Primeiro telefonema ontem:

— Cadu, que tal juntarmos as comidas e comemorarmos juntos? Fale com a Thaïs. Vê se anima! Eu levo o salpicão e a malzbier!

Segundo telefonema, minutos depois:

— Oi, Cadu. Pensamos em você e na Thaïs. Pega um avião amanhã. Dia 31 é sempre mais barato. Guarapari tá cheio, mas o Réveillon aqui é sensacional. Temos uma suíte esperando vocês. O ar tá quebrado, mas o ventilador de teto é novo!

Não atendi mais nenhum telefone. Coloquei no silencioso e desativei até o vibrar. Mais um convite desses e uma internação psiquiátrica por transtorno afetivo sazonal ou um surto psicótico momentâneo deixariam de ser mera hipótese acadêmica.

Comecemos pelos destinos marítimos, essa obsessão nacional. Praias superlotadas, capazes de fazer o Piscinão de Ramos parecer retiro espiritual tibetano.

A densidade populacional é tamanha que a quantidade de galinha assada com farofa — alimento oficial do elegante veranista brasileiro — passa a ser medida por metro quadrado.

As cidades litorâneas, planejadas para abrigar 20 ou 30 mil felizes nativos, subitamente recebem uma invasão digna de cruzadas medievais: gladiadores modernos lutando por 30 centímetros de areia e um metro quadrado de água morna e turva.

As filas nas padarias e supermercados desafiam a Muralha da China em extensão. Aeroportos se tornam experiências místicas de desapego material. Rodoviárias ficam mais cheias que Maracanã em final de Fla-Flu valendo Libertadores.  – Alexa, solta o tsunami!

E então vêm as vestimentas. Um espetáculo à parte. Camisetas regata em tons indefinidos, sandálias Havaianas em baixa, Ipanema e USAbrasileiras em franca alta.

Mulheres espremidas em roupas brancas tão justas que parecem lutar contra a física newtoniana, com gorduras escapando como manifestações espontâneas da natureza.

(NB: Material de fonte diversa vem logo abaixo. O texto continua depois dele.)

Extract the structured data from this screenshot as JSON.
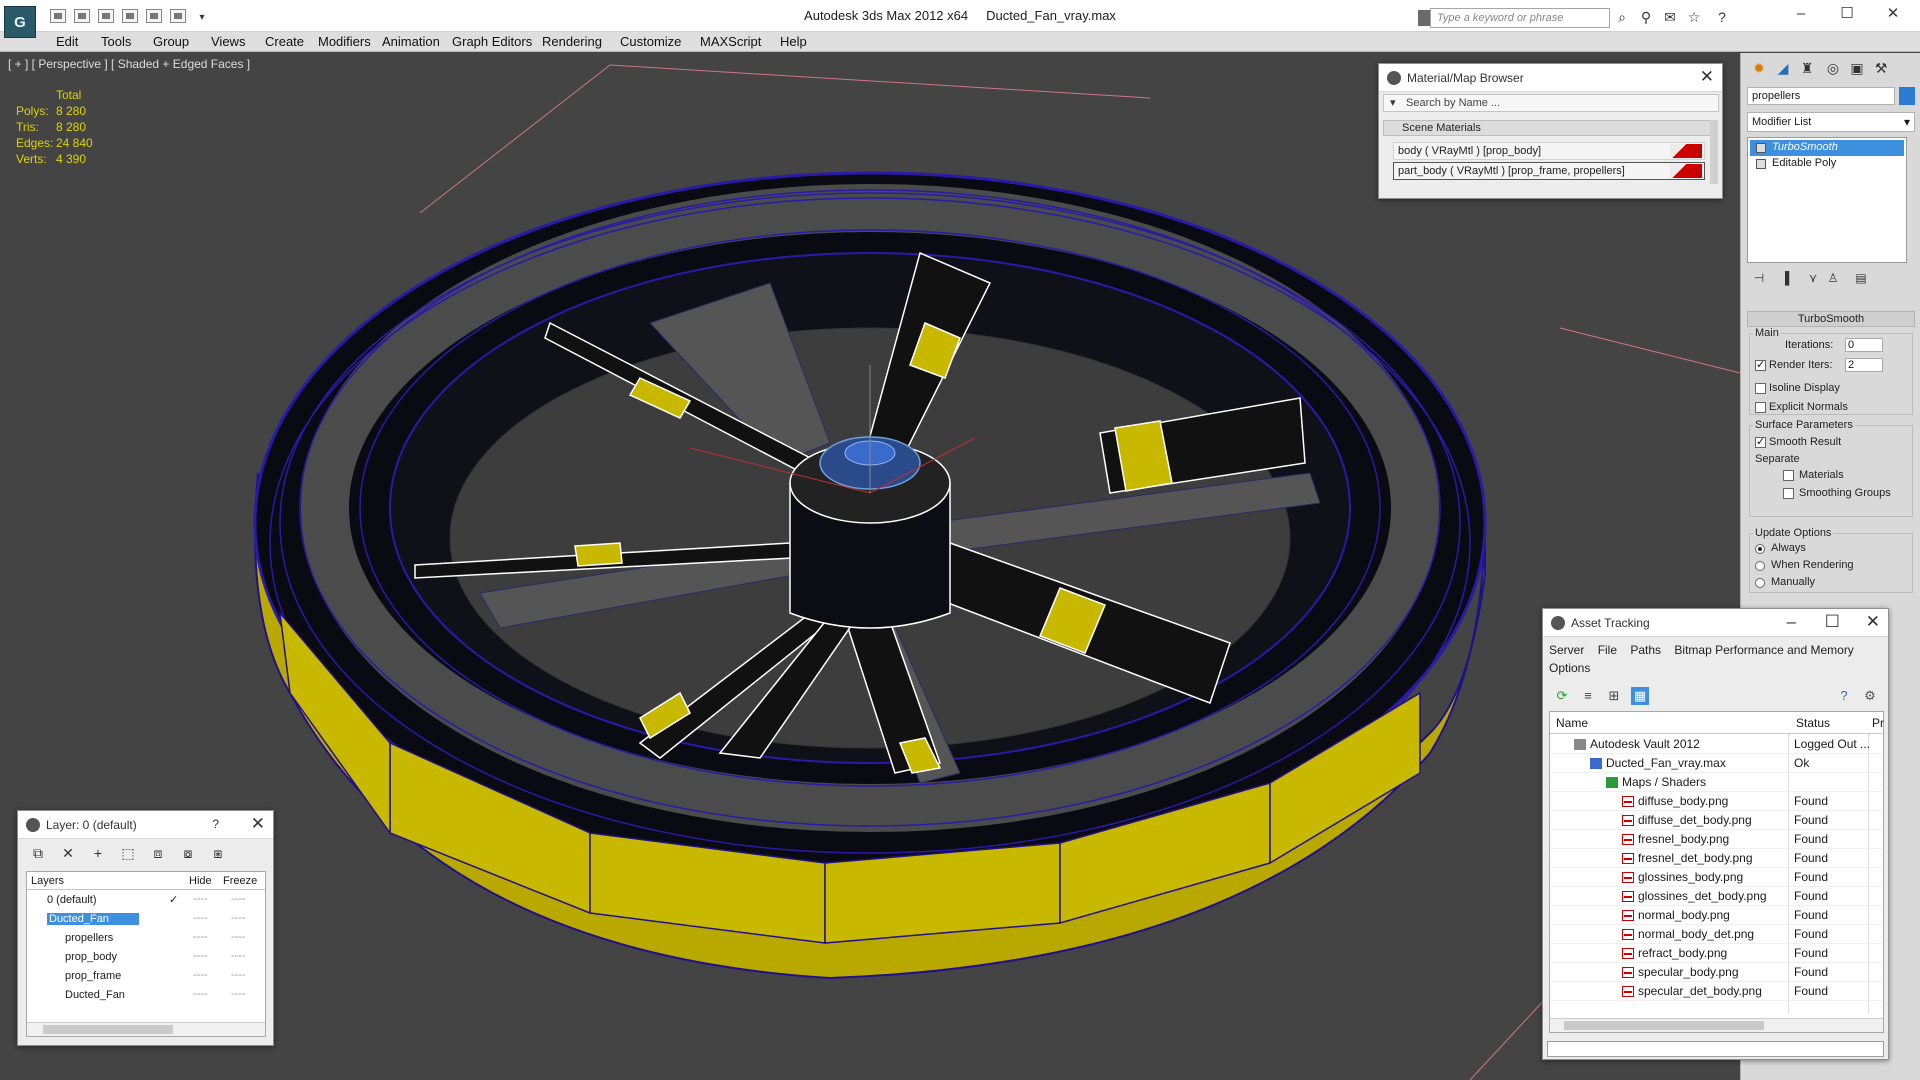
{
  "app": {
    "title_app": "Autodesk 3ds Max  2012 x64",
    "title_file": "Ducted_Fan_vray.max",
    "logo_glyph": "G",
    "search_placeholder": "Type a keyword or phrase"
  },
  "menu": [
    "Edit",
    "Tools",
    "Group",
    "Views",
    "Create",
    "Modifiers",
    "Animation",
    "Graph Editors",
    "Rendering",
    "Customize",
    "MAXScript",
    "Help"
  ],
  "viewport": {
    "label": "[ + ] [ Perspective ] [ Shaded + Edged Faces ]",
    "stats_header": "Total",
    "stats": [
      {
        "label": "Polys:",
        "value": "8 280"
      },
      {
        "label": "Tris:",
        "value": "8 280"
      },
      {
        "label": "Edges:",
        "value": "24 840"
      },
      {
        "label": "Verts:",
        "value": "4 390"
      }
    ],
    "colors": {
      "background": "#444444",
      "wire": "#2a14a0",
      "accent": "#d8c800"
    }
  },
  "material_browser": {
    "title": "Material/Map Browser",
    "search_placeholder": "Search by Name ...",
    "section": "Scene Materials",
    "items": [
      "body  ( VRayMtl ) [prop_body]",
      "part_body  ( VRayMtl ) [prop_frame, propellers]"
    ]
  },
  "command_panel": {
    "object_name": "propellers",
    "object_color": "#2a7bd1",
    "modifier_list": "Modifier List",
    "stack": [
      "TurboSmooth",
      "Editable Poly"
    ],
    "rollout_title": "TurboSmooth",
    "main_group": "Main",
    "iterations_label": "Iterations:",
    "iterations_value": "0",
    "render_iters_label": "Render Iters:",
    "render_iters_value": "2",
    "isoline": "Isoline Display",
    "explicit_normals": "Explicit Normals",
    "surface_params": "Surface Parameters",
    "smooth_result": "Smooth Result",
    "separate": "Separate",
    "materials": "Materials",
    "smoothing_groups": "Smoothing Groups",
    "update_options": "Update Options",
    "always": "Always",
    "when_rendering": "When Rendering",
    "manually": "Manually"
  },
  "layer_panel": {
    "title": "Layer: 0 (default)",
    "help": "?",
    "col_layers": "Layers",
    "col_hide": "Hide",
    "col_freeze": "Freeze",
    "dash": "----",
    "rows": [
      {
        "name": "0 (default)"
      },
      {
        "name": "Ducted_Fan"
      },
      {
        "name": "propellers"
      },
      {
        "name": "prop_body"
      },
      {
        "name": "prop_frame"
      },
      {
        "name": "Ducted_Fan"
      }
    ]
  },
  "asset_tracking": {
    "title": "Asset Tracking",
    "menu": [
      "Server",
      "File",
      "Paths",
      "Bitmap Performance and Memory",
      "Options"
    ],
    "col_name": "Name",
    "col_status": "Status",
    "col_extra": "Pr",
    "rows": [
      {
        "name": "Autodesk Vault 2012",
        "status": "Logged Out ..."
      },
      {
        "name": "Ducted_Fan_vray.max",
        "status": "Ok"
      },
      {
        "name": "Maps / Shaders",
        "status": ""
      },
      {
        "name": "diffuse_body.png",
        "status": "Found"
      },
      {
        "name": "diffuse_det_body.png",
        "status": "Found"
      },
      {
        "name": "fresnel_body.png",
        "status": "Found"
      },
      {
        "name": "fresnel_det_body.png",
        "status": "Found"
      },
      {
        "name": "glossines_body.png",
        "status": "Found"
      },
      {
        "name": "glossines_det_body.png",
        "status": "Found"
      },
      {
        "name": "normal_body.png",
        "status": "Found"
      },
      {
        "name": "normal_body_det.png",
        "status": "Found"
      },
      {
        "name": "refract_body.png",
        "status": "Found"
      },
      {
        "name": "specular_body.png",
        "status": "Found"
      },
      {
        "name": "specular_det_body.png",
        "status": "Found"
      }
    ]
  }
}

Homens vestindo o clássico “réveillon casual”: bermuda, chinelo e a convicção de que estão elegantes.

Nas praias, Paris vira cenário pós-apocalíptico. Restos de oferendas espalhados como se Iemanjá, diante de tanta sujeira, preferisse educadamente pedir para não ser homenageada naquele ano. Flores murchas, garrafas, pratos descartáveis e promessas recicladas.

Há também as missas de fim de ano. Aquele momento constrangedor dos cumprimentos coletivos, quando você abraça pessoas cujo nome desconhece há décadas. Sempre existe o fiel entusiasmado que, insatisfeito em cumprimentar apenas o vizinho, resolve abraçar a igreja inteira, como se estivesse em campanha eleitoral ou em surto de afeto comunitário.

E como esquecer das mensagens de WhatsApp? “Feliz 2026! Clique aqui, pensei em você.” Você clica, claro, movido pela curiosidade antropológica, e recebe um vídeo mais longo que E o Vento Levou, com música emotiva, fogos em baixa resolução e frases que misturam autoajuda, astrologia e ameaça passivo-agressiva de prosperidade obrigatória.

À meia-noite, a tradição dos abraços: uma coreografia social ultrapassada, forçada, pegajosa, em que você abraça gente que passou o ano inteiro evitando. Tudo em nome da paz universal que dura, em média, até o dia 2 de janeiro.

Por isso, a verdadeira revolução contemporânea chama-se ficar em casa. Com a família, um bom filme, uma ceia honesta, o show da virada em qualquer emissora — menos aquela — e, às 00h01, todos na cama. Sem areia, sem fila, sem salpicão coletivo. O verdadeiro luxo do nosso tempo.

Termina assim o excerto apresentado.